FRANKFURT -- General Motors and labor officials are nearing an initial accord on how the carmaker can cut 500 million euros ($667.3 million) from fixed costs in Europe while limiting the number of forced layoffs.
"There are signs that things could be firming up," a spokesman for the world's biggest carmaker said, but he stressed that negotiations were still going on and it was not certain that a deal was within reach.
"We are not going to make a decision dependent on a certain deadline. We want to get it right rather than getting it by a certain time," he said.
He was responding to comments from works council officials at GM Europe's main German unit, Adam Opel AG, that a deal could emerge by Christmas, celebrated on Dec. 24 and 25.

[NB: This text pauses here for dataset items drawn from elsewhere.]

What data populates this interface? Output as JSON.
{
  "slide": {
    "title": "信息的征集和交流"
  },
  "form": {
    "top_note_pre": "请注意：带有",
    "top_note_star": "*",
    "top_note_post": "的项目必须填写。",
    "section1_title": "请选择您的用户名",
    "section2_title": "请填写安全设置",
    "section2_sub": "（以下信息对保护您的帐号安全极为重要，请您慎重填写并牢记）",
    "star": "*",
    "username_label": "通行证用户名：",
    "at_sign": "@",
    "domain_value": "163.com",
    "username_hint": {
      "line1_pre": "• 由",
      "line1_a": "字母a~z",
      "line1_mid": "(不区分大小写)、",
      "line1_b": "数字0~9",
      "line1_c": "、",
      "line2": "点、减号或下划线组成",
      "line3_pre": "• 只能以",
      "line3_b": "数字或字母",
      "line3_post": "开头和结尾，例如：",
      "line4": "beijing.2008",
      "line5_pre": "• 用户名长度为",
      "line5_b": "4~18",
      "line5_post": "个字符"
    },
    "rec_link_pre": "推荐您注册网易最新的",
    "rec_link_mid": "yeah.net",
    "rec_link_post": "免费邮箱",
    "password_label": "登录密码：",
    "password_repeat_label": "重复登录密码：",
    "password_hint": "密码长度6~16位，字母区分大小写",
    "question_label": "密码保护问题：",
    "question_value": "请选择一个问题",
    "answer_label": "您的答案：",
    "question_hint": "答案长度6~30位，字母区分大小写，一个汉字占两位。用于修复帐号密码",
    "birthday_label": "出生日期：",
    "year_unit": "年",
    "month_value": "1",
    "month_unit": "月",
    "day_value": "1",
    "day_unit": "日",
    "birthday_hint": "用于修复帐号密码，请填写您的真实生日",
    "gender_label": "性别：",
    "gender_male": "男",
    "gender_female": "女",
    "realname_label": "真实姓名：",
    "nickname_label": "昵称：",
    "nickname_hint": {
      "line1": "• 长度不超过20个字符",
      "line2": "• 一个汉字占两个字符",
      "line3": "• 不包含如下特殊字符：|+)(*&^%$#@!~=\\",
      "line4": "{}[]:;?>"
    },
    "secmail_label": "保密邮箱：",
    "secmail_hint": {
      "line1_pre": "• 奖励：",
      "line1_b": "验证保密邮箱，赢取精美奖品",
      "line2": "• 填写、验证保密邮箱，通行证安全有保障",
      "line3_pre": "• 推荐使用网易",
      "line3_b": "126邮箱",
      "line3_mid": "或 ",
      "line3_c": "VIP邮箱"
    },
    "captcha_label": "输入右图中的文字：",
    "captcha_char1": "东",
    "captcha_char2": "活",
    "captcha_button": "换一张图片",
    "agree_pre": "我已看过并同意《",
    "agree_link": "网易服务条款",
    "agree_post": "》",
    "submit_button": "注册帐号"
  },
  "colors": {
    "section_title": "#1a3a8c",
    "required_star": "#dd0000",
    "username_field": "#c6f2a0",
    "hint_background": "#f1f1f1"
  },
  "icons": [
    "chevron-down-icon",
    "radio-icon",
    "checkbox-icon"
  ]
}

"Negotiations over a contract for the future have entered a decisive phase, and it appears that initial results could emerge before the Christmas break," the works council said in a flyer distributed to staff at Opel headquarters on Wednesday.
Jobs cuts were unavoidable given weak orders, it acknowledged, but union officials were still demanding that GM refrain from forced layoffs or plant closures.
Talks resumed on Thursday.
GM has already exhausted most traditional measures to preserve jobs such as reducing hours or offering early retirement, so the talks now focus on ways to cut staff on a voluntary basis, the labor group said.
These could include severance packages or setting up a new company that would temporarily employ excess staff. A decision on this could come as soon as next week, it said, adding it planned to brief employees on Dec. 9.
These so-called "transfer companies" could be a convenient way out to all sides.
Subsidized by the state, they let employers cut wage bills by shifting staff to the new firm at lower pay. Workers keep drawing a paycheck while they look for a new job, and the government does not have to pay unemployment benefits.
GM has not made a profit in Europe since 1999, despite previous cost-cutting drives that have reduced capacity by 28 percent.
It said in October it planned to eliminate up to 12,000 jobs -- roughly a fifth of its European workforce -- to save half a billion euros by 2006.
Most of the cuts target high-cost Germany, home to the world's most expensive car workers.
The maker of Opel, Saab and Vauxhall cars employed around 63,000 people at 11 production and assembly plants in Europe at the end of 2003 and produces around 1.9 million vehicles a year. It has 32,000 workers in Germany.